The deluge of oil in the BP Gulf disaster is matched only by the gush of stories it’s generated. Making sense of it all can be tough, but the occasional commentary makes the long-term picture clear.
One of those was the analysis offered by Deborah Gordon and Dan Sperling in Sunday’s Washington Post, showing why oil companies aren’t ever going to be serious about the renewables that 92 percent of Americans want supported.
Unfortunately, public sentiment doesn’t measure up against the $1 trillion Big Oil has invested in "established oil wells, refineries, pipelines, and service stations," and politicians (our addition) in the United States alone.
Without any real incentive to change, these corporations will continue their lucrative search-and-destroy energy strategy, even as capturing and refining oil grows more dangerous and expensive.

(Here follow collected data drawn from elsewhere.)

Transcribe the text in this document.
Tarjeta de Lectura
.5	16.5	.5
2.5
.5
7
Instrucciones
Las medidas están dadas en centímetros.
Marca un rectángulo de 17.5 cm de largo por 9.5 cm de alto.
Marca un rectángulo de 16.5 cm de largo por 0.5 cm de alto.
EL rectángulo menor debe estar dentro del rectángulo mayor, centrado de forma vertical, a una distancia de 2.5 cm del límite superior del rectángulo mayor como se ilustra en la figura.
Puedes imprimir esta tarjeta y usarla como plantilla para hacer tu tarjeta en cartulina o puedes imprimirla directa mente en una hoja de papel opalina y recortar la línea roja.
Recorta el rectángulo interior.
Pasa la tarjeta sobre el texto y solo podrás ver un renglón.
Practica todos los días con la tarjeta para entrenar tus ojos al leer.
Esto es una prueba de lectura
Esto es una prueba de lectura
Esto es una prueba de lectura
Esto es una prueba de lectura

As Gordon and Sperling wrote so convincingly, “The current situation in the gulf, where BP was tapping hot, high-pressure oil almost 3 1/2 miles below the ocean floor, is only a prologue to the saga of how complex and costly our oil habit will become, if left unchecked.”
The Post hosted a discussion Monday with the Gordon and Sperling, who promoted a price floor on oil “to level the playing field for clean alternative fuels.”
We agree and think Ms. Gordon and Mr. Sperling are on to something when they say the revenues created by such a price floor “can provide massive public investments in clean non-oil R&D.” If, as President Obama has said, this oil disaster truly is America’s environmental 9/11, then it’s time to get serious about stripping fossil fuels of their welfare recipient status.